I don't know the reasons why, but there are certain precomposed Indic letters that decompose but do not recompose under any normalization form. The list of these characters is given here:
http://unicode.org/Public/UNIDATA/CompositionExclusions.txt
As indicated at http://www.unicode.org/reports/tr15/#Primary_Exclusion_List_Table the decomposed forms are preferred over the precomposed forms.
I updated my Excel file to make use of the EXACT function to test for cell equality.
Gurmukhi Glyphs Before & After NFC.xlsx
That's better than having resorted earlier to the LENgth function.
The following text ought to be added to the README.md file.
This is very important for anyone processing this translation for use with Bible software.
Canonically decomposable characters ... are generally not the preferred form for particular scripts.
I have just added that note to the README.md
file in the process branch of my fork.
Pull request to follow.
See pull request #113
By default, the module making tool osis2mod normalizes the input Unicode text to NFC.
Using BabelPad to convert the concatenated USFM file to NFC gives rise to 24022 normalizations.
I imagine that this should have no semantic or presentational issues for Punjabi in the Gurmukhi script.
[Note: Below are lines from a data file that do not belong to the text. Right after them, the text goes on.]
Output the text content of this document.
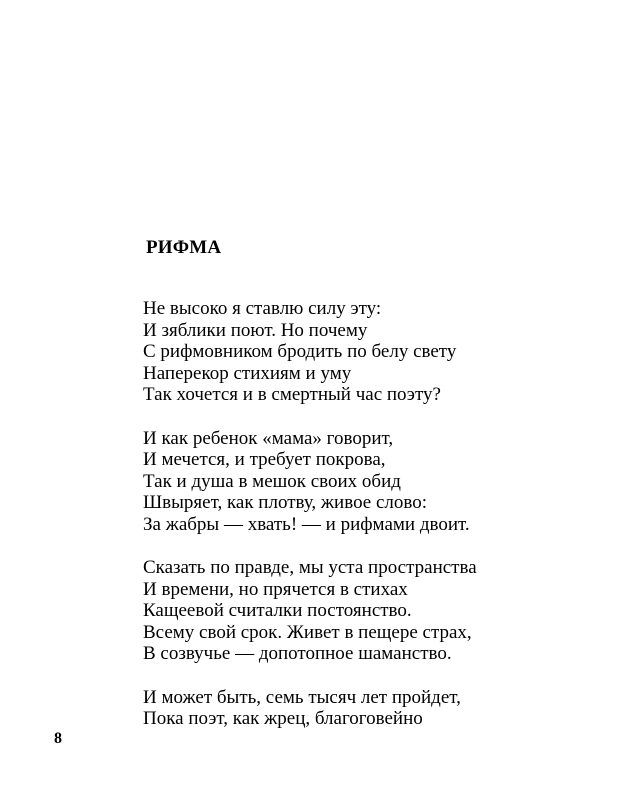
РИФМА
Не высоко я ставлю силу эту:
И зяблики поют. Но почему
С рифмовником бродить по белу свету
Наперекор стихиям и уму
Так хочется и в смертный час поэту?
И как ребенок «мама» говорит,
И мечется, и требует покрова,
Так и душа в мешок своих обид
Швыряет, как плотву, живое слово:
За жабры — хвать! — и рифмами двоит.
Сказать по правде, мы уста пространства
И времени, но прячется в стихах
Кащеевой считалки постоянство.
Всему свой срок. Живет в пещере страх,
В созвучье — допотопное шаманство.
И может быть, семь тысяч лет пройдет,
Пока поэт, как жрец, благоговейно
8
However, I'm not the Punjabi expert.
The way to check would be to perform a detailed compare between the original text and the file saved after conversion to NFC.
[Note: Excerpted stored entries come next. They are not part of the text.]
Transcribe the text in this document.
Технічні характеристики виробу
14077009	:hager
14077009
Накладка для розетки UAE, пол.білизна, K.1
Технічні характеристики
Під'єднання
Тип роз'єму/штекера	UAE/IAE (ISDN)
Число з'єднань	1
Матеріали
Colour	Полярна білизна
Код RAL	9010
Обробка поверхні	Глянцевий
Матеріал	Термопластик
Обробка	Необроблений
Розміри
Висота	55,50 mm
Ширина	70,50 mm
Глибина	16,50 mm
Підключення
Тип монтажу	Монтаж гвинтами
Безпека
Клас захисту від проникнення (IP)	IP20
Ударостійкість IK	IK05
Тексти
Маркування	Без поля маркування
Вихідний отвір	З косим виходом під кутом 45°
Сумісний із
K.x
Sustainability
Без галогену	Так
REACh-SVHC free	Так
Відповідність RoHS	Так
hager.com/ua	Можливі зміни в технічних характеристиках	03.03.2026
Doing the compare on the concatenated USFM file would be very tedious. Better for gaining understanding would be to do it on the counted word list. Converting that gave only 2142 normalizations.
Likewise, generating the counted word list from the normalized concatenated USFM file should have fewer lines, because any word that had been keyed differently would become identical as a result of normalization.